Também Jorge Pereira da Silva fala em excesso de dramatização quanto à crise que vivemos em matéria de habitação. E diz que o direito de propriedade defende sobretudo o que o arrendamento coercivo põe em causa; isto é, o direito a dispor do bem, atingindo de forma desproporcional quem tem casas devolutas.
"Há um sacrifício desproporcional e anormal dos proprietários de prédios devolutos. Uma pessoa pode ter três casas de férias, uma na praia, outra na montanha e outra noutro sítio qualquer, que não é afetado. Uma pessoa pode viver em Lisboa e ter uma casa em Cascais, onde vai passar o fim-de-semana, não é afetado. Uma pessoa pode viver sozinha num palácio de 30 divisões, não é afetado. Mas um proprietário que tenha um imóvel devoluto, um T2, a pensar eventualmente na velhice ou nos filhos, ou noutra coisa qualquer, vai ter a sua casa arrendada compulsivamente”.
A antiga assessora do Tribunal Constitucional Teresa Violante admite que a medida anunciada por António Costa é questionável. Mas não a considera transformadora ou revolucionária. E dá como exemplo o que está a ser feito na cidadã alemã de Berlim, para combater o problema da habitação.

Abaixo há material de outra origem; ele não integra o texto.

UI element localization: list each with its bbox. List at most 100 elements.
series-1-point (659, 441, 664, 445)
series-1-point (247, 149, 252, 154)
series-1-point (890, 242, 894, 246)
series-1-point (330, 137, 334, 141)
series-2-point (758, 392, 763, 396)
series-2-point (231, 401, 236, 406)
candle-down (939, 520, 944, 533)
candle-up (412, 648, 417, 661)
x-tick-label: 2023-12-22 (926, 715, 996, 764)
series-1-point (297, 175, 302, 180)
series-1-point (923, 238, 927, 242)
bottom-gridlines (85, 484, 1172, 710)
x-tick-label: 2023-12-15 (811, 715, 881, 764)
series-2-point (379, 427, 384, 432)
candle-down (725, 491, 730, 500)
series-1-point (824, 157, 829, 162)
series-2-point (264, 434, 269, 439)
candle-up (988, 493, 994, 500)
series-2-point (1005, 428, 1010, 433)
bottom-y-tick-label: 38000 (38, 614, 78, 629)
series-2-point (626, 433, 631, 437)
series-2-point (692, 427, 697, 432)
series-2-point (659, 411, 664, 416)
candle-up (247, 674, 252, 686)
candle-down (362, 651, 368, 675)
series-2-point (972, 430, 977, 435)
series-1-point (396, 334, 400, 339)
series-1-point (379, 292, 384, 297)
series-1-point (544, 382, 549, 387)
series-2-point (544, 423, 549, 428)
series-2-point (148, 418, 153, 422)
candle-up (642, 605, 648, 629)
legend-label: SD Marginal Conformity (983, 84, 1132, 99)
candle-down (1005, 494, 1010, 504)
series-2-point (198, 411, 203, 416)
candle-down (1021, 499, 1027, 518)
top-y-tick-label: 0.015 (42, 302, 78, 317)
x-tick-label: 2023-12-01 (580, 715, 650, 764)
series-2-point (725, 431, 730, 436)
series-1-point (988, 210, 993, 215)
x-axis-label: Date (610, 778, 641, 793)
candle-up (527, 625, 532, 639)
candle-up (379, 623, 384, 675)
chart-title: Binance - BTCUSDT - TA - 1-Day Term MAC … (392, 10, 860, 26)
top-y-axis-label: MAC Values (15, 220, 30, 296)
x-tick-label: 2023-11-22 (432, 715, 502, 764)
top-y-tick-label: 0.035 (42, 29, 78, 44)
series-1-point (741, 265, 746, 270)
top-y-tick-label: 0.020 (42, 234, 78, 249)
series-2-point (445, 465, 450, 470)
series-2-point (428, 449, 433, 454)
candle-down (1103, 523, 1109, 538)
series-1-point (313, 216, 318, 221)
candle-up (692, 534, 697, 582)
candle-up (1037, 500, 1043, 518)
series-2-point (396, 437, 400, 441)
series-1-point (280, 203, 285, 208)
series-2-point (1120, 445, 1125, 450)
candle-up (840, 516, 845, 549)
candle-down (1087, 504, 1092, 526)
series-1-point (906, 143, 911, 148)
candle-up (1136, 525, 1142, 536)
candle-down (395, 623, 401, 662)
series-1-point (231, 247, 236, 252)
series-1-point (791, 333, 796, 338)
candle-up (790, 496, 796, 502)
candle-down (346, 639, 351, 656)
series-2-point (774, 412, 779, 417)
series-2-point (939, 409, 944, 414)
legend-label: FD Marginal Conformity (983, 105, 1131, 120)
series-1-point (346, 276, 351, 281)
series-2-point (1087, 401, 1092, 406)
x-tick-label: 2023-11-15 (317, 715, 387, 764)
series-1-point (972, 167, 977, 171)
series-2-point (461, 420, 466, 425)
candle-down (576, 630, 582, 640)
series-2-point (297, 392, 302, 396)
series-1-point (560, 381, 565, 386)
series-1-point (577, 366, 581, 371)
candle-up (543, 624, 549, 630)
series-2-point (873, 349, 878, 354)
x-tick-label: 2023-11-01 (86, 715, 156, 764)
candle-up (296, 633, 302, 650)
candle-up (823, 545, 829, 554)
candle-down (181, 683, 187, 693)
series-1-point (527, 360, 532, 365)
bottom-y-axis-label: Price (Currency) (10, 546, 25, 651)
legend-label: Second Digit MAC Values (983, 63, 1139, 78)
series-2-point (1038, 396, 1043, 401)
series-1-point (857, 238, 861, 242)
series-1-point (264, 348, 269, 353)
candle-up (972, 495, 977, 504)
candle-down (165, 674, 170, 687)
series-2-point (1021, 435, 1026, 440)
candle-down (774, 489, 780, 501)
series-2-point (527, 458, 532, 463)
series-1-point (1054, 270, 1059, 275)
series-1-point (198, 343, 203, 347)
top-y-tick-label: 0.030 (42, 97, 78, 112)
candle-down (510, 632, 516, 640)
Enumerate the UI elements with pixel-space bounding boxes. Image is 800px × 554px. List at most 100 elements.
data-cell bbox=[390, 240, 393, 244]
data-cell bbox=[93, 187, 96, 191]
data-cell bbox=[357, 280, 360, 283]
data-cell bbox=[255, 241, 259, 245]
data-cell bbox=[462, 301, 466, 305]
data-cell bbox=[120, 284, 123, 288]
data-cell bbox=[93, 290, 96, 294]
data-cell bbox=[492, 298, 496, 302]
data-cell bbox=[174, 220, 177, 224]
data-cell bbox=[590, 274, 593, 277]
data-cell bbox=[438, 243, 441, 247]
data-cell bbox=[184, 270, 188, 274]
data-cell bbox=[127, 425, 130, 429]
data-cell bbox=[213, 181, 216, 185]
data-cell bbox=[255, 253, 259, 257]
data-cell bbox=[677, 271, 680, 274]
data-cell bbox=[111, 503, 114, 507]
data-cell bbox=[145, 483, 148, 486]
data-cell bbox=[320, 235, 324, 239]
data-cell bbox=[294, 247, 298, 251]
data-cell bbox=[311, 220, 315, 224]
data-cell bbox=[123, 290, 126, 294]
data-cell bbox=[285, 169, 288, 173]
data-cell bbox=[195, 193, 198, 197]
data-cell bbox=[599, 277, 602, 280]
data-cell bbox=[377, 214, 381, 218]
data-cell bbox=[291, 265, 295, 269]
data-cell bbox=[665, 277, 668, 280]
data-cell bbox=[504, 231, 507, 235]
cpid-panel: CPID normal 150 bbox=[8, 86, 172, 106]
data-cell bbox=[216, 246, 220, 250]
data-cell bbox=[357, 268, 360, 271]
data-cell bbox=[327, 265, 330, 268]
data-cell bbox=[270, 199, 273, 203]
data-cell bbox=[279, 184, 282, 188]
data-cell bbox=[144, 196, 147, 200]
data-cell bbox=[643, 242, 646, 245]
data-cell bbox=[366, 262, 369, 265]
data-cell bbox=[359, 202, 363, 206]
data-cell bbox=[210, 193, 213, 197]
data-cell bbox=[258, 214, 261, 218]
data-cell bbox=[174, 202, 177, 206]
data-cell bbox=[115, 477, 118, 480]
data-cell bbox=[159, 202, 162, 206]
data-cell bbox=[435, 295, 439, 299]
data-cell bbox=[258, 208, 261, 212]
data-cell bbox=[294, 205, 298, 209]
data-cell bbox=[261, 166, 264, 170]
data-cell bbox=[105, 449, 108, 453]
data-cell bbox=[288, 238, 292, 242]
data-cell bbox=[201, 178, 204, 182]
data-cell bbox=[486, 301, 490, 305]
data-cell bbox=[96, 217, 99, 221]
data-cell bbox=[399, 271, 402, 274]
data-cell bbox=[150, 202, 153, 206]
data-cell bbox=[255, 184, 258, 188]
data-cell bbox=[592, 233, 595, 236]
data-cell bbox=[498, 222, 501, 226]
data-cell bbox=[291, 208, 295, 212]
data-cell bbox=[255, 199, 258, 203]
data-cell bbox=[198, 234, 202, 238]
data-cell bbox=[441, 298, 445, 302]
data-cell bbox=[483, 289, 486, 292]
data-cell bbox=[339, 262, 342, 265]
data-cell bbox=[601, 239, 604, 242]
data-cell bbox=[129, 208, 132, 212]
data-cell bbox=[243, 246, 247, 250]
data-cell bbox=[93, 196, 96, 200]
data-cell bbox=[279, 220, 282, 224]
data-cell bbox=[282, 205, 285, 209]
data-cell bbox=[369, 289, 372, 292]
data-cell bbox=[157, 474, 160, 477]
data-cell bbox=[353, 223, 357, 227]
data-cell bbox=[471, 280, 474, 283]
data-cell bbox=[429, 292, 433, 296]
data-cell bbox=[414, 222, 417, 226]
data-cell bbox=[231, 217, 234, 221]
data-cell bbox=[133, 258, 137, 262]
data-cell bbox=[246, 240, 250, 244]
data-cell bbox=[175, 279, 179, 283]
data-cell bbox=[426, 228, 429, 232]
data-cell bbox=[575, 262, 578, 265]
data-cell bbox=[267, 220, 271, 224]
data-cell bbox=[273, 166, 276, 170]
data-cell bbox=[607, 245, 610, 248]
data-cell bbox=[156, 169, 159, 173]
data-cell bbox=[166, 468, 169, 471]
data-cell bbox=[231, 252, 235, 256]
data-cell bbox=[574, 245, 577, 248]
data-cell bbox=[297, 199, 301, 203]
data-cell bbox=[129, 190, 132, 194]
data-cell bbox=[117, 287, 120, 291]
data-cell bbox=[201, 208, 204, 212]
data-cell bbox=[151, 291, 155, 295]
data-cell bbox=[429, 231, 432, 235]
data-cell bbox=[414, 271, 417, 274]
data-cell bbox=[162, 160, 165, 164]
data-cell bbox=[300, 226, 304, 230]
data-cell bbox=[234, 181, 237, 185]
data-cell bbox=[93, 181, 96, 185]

"Muito mais revolucionária é a medida que foi aprovada em referendo em Berlim, com o objetivo de socializar o parque habitacional de todas as empresas de habitação com fins lucrativos que detêm mais de 3 mil unidades habitacionais. E portanto neste momento há uma obrigação jurídica sobre o legislador de Berlim de criar legislação para socializar essa habitação; ou seja transformar propriedade privada em propriedade pública, de cerca de 220 mil apartamentos."
Os quatro constitucionalistas estiveram no programa Em Nome da Lei, que este sábado debateu o arrendamento coercivo de casas devolutas, a medida mais polémica do pacote “Mais Habitação”, recentemente anunciado pelo Governo, para fazer face ao problema da falta de habitação a preços acessíveis.